There is no doubt whatsoever that humanity’s ‘best case’ prefrontal cortex-based ability to observe and deliberate has ‘saved its bacon’ time and time again. However, as I have pointed out earlier on this posting site (again and again and again) there are, according to the scientific literature, clear, relatively static differences in the degree of use of these helpful abilities among different portions of humanity. For example, under stress the majority of humanity is non-deliberatively influenced by the actions and judgments of the majority of those surrounding them. The factors partially determining the degree of this sometimes-damaging proclivity to not deliberate but just ‘go along to get along’ are various, and include genetics (including sex at birth), age, diet, health, and upbringing.

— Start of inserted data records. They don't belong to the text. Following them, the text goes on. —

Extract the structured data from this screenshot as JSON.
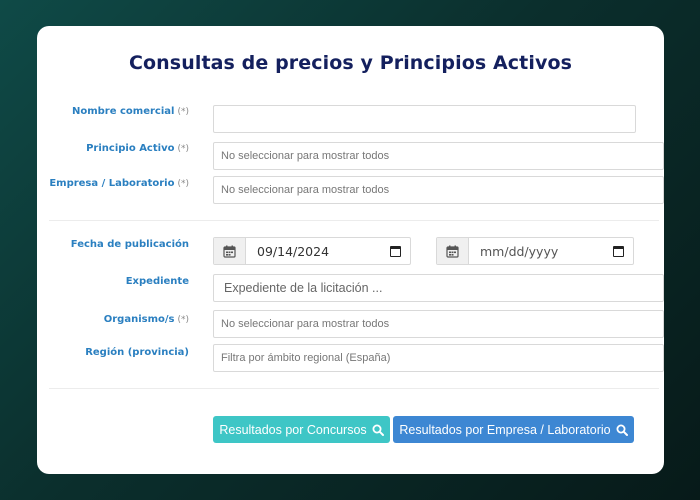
{
  "title": "Consultas de precios y Principios Activos",
  "required_mark": "(*)",
  "fields": {
    "nombre_comercial": {
      "label": "Nombre comercial",
      "value": ""
    },
    "principio_activo": {
      "label": "Principio Activo",
      "placeholder": "No seleccionar para mostrar todos"
    },
    "empresa": {
      "label": "Empresa / Laboratorio",
      "placeholder": "No seleccionar para mostrar todos"
    },
    "fecha": {
      "label": "Fecha de publicación",
      "from_value": "09/14/2024",
      "to_placeholder": "mm/dd/yyyy"
    },
    "expediente": {
      "label": "Expediente",
      "placeholder": "Expediente de la licitación ..."
    },
    "organismo": {
      "label": "Organismo/s",
      "placeholder": "No seleccionar para mostrar todos"
    },
    "region": {
      "label": "Región (provincia)",
      "placeholder": "Filtra por ámbito regional (España)"
    }
  },
  "buttons": {
    "concursos": {
      "label": "Resultados por Concursos",
      "icon": "search-icon",
      "color": "#3ec6c6"
    },
    "empresa": {
      "label": "Resultados por Empresa / Laboratorio",
      "icon": "search-icon",
      "color": "#3d87d3"
    }
  },
  "colors": {
    "title": "#14205e",
    "label": "#2a7fc0",
    "background": "#0b2f2d"
  }
}
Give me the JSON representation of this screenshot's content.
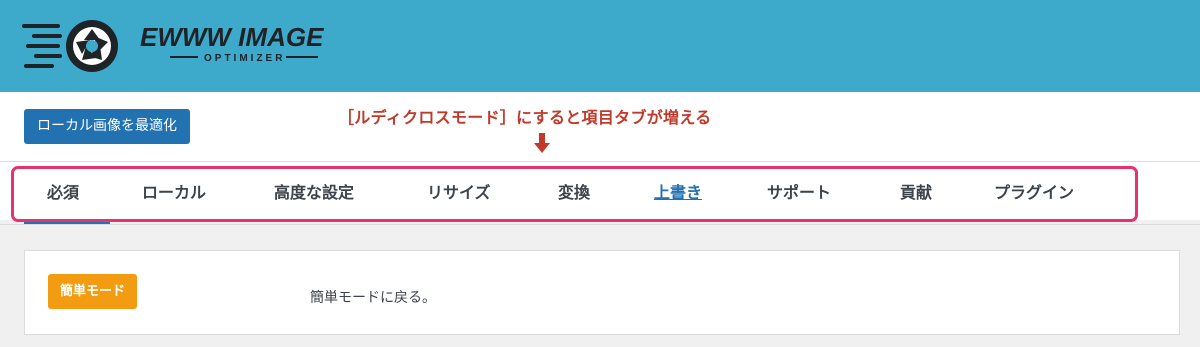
{
  "header": {
    "logo_text_main": "EWWW IMAGE",
    "logo_text_sub": "OPTIMIZER",
    "background_color": "#3eaacb"
  },
  "toolbar": {
    "optimize_button_label": "ローカル画像を最適化"
  },
  "annotation": {
    "text": "［ルディクロスモード］にすると項目タブが増える",
    "color": "#c0392b",
    "icon": "arrow-down-icon"
  },
  "tabs": [
    {
      "label": "必須"
    },
    {
      "label": "ローカル"
    },
    {
      "label": "高度な設定"
    },
    {
      "label": "リサイズ"
    },
    {
      "label": "変換"
    },
    {
      "label": "上書き",
      "active": true
    },
    {
      "label": "サポート"
    },
    {
      "label": "貢献"
    },
    {
      "label": "プラグイン"
    }
  ],
  "highlight_color": "#e5336f",
  "panel": {
    "easy_mode_button_label": "簡単モード",
    "back_text": "簡単モードに戻る。"
  }
}
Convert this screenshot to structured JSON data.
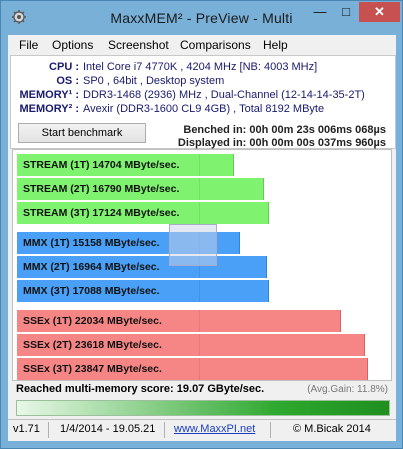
{
  "title": "MaxxMEM² - PreView - Multi",
  "window_buttons": {
    "minimize": "—",
    "maximize": "□",
    "close": "✕"
  },
  "menu": [
    "File",
    "Options",
    "Screenshot",
    "Comparisons",
    "Help"
  ],
  "info": [
    {
      "label": "CPU :",
      "value": "Intel Core i7 4770K , 4204 MHz  [NB: 4003 MHz]"
    },
    {
      "label": "OS :",
      "value": "SP0 , 64bit , Desktop system"
    },
    {
      "label": "MEMORY¹ :",
      "value": "DDR3-1468 (2936) MHz , Dual-Channel (12-14-14-35-2T)"
    },
    {
      "label": "MEMORY² :",
      "value": "Avexir (DDR3-1600 CL9 4GB) , Total 8192 MByte"
    }
  ],
  "start_button": "Start benchmark",
  "benched": "Benched in: 00h 00m 23s 006ms 068µs",
  "displayed": "Displayed in: 00h 00m 00s 037ms 960µs",
  "bars": [
    {
      "label": "STREAM (1T) 14704 MByte/sec.",
      "color": "green",
      "fraction": 0.594
    },
    {
      "label": "STREAM (2T) 16790 MByte/sec.",
      "color": "green",
      "fraction": 0.677
    },
    {
      "label": "STREAM (3T) 17124 MByte/sec.",
      "color": "green",
      "fraction": 0.69
    },
    {
      "label": "MMX (1T) 15158 MByte/sec.",
      "color": "blue",
      "fraction": 0.611
    },
    {
      "label": "MMX (2T) 16964 MByte/sec.",
      "color": "blue",
      "fraction": 0.684
    },
    {
      "label": "MMX (3T) 17088 MByte/sec.",
      "color": "blue",
      "fraction": 0.689
    },
    {
      "label": "SSEx (1T) 22034 MByte/sec.",
      "color": "red",
      "fraction": 0.888
    },
    {
      "label": "SSEx (2T) 23618 MByte/sec.",
      "color": "red",
      "fraction": 0.952
    },
    {
      "label": "SSEx (3T) 23847 MByte/sec.",
      "color": "red",
      "fraction": 0.962
    }
  ],
  "score": "Reached multi-memory score: 19.07 GByte/sec.",
  "avg_gain": "(Avg.Gain: 11.8%)",
  "progress_fraction": 1.0,
  "status": {
    "version": "v1.71",
    "date": "1/4/2014 - 19.05.21",
    "url": "www.MaxxPI.net",
    "copyright": "© M.Bicak 2014"
  },
  "colors": {
    "titlebar": "#79b0d8",
    "close": "#c75050",
    "green": "#7ff26f",
    "blue": "#4aa0f6",
    "red": "#f68686"
  }
}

The fact that, at the best of times, humanity’s ‘best case’ ability to observe and usefully deliberate is in the population minority suggests that other human abilities like the accumulation and transmission of knowledge (assuming the existence of free speech, of course) – not to mention the propensity to ‘just go along to get along’ itself – often critically help make the most of an imperfect situation.
Nevertheless, it appears we have now all just passed a collective tipping point – a human climate change -- where the usual non-deliberative and impulsive majority has become a supermajority, inexorably leading greater and greater segments of the world’s human population into an uncontrolled free fall wherein reactively shooting oneself in one own’s foot (and one’s neighbor’s foot) has become the unconsciously preferred mode of ‘adult’ human behavior.

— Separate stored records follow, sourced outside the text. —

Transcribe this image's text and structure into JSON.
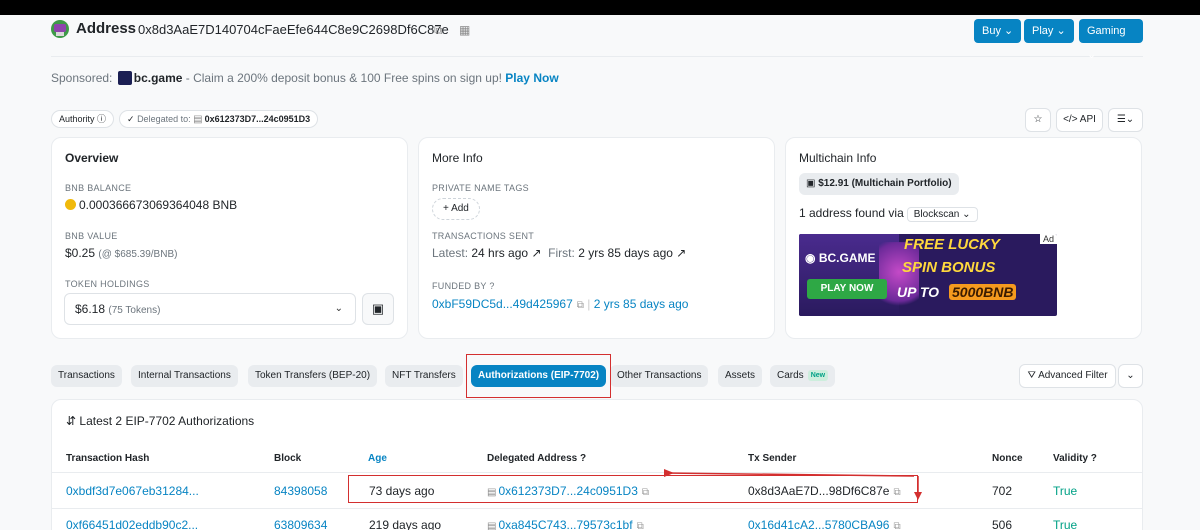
{
  "header": {
    "title": "Address",
    "address": "0x8d3AaE7D140704cFaeEfe644C8e9C2698Df6C87e",
    "buttons": [
      "Buy",
      "Play",
      "Gaming"
    ]
  },
  "sponsor": {
    "prefix": "Sponsored:",
    "brand": "bc.game",
    "text": "- Claim a 200% deposit bonus & 100 Free spins on sign up!",
    "cta": "Play Now"
  },
  "tags": {
    "authority": "Authority",
    "delegated_label": "Delegated to:",
    "delegated_addr": "0x612373D7...24c0951D3"
  },
  "toolbar": {
    "api": "API"
  },
  "overview": {
    "title": "Overview",
    "bnb_balance_label": "BNB BALANCE",
    "bnb_balance": "0.000366673069364048 BNB",
    "bnb_value_label": "BNB VALUE",
    "bnb_value": "$0.25",
    "bnb_price": "(@ $685.39/BNB)",
    "token_holdings_label": "TOKEN HOLDINGS",
    "token_value": "$6.18",
    "token_count": "(75 Tokens)"
  },
  "more_info": {
    "title": "More Info",
    "private_tags_label": "PRIVATE NAME TAGS",
    "add_label": "+ Add",
    "tx_sent_label": "TRANSACTIONS SENT",
    "latest_label": "Latest:",
    "latest_value": "24 hrs ago",
    "first_label": "First:",
    "first_value": "2 yrs 85 days ago",
    "funded_by_label": "FUNDED BY",
    "funded_addr": "0xbF59DC5d...49d425967",
    "funded_age": "2 yrs 85 days ago"
  },
  "multichain": {
    "title": "Multichain Info",
    "portfolio": "$12.91 (Multichain Portfolio)",
    "found_text": "1 address found via",
    "blockscan": "Blockscan"
  },
  "ad": {
    "brand": "BC.GAME",
    "play": "PLAY NOW",
    "line1": "FREE LUCKY",
    "line2": "SPIN BONUS",
    "upto": "UP TO",
    "amount": "5000BNB",
    "tag": "Ad"
  },
  "tabs": [
    "Transactions",
    "Internal Transactions",
    "Token Transfers (BEP-20)",
    "NFT Transfers",
    "Authorizations (EIP-7702)",
    "Other Transactions",
    "Assets",
    "Cards"
  ],
  "cards_badge": "New",
  "advanced_filter": "Advanced Filter",
  "table": {
    "title": "Latest 2 EIP-7702 Authorizations",
    "columns": [
      "Transaction Hash",
      "Block",
      "Age",
      "Delegated Address",
      "Tx Sender",
      "Nonce",
      "Validity"
    ],
    "rows": [
      {
        "hash": "0xbdf3d7e067eb31284...",
        "block": "84398058",
        "age": "73 days ago",
        "delegated": "0x612373D7...24c0951D3",
        "sender": "0x8d3AaE7D...98Df6C87e",
        "nonce": "702",
        "validity": "True"
      },
      {
        "hash": "0xf66451d02eddb90c2...",
        "block": "63809634",
        "age": "219 days ago",
        "delegated": "0xa845C743...79573c1bf",
        "sender": "0x16d41cA2...5780CBA96",
        "nonce": "506",
        "validity": "True"
      }
    ]
  },
  "colors": {
    "accent": "#0784c3",
    "annotation": "#d32f2f"
  }
}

Heaven knows at this point merely talking to other people about the problem isn’t going to fix things, so maybe we should all just clap our hands (as in believing in fairies, á la Peter Pan) and hope that all the foot-shooting eventually leads1 to re-adoption of beneficial prefrontal cortex-stimulating habits like getting outside, smoking a little nicotine after a hard day’s work, avoiding sweets, and moving and using the body for most of the day.
There is in real (versus political) Nature, after all, also such a thing as “consequences”.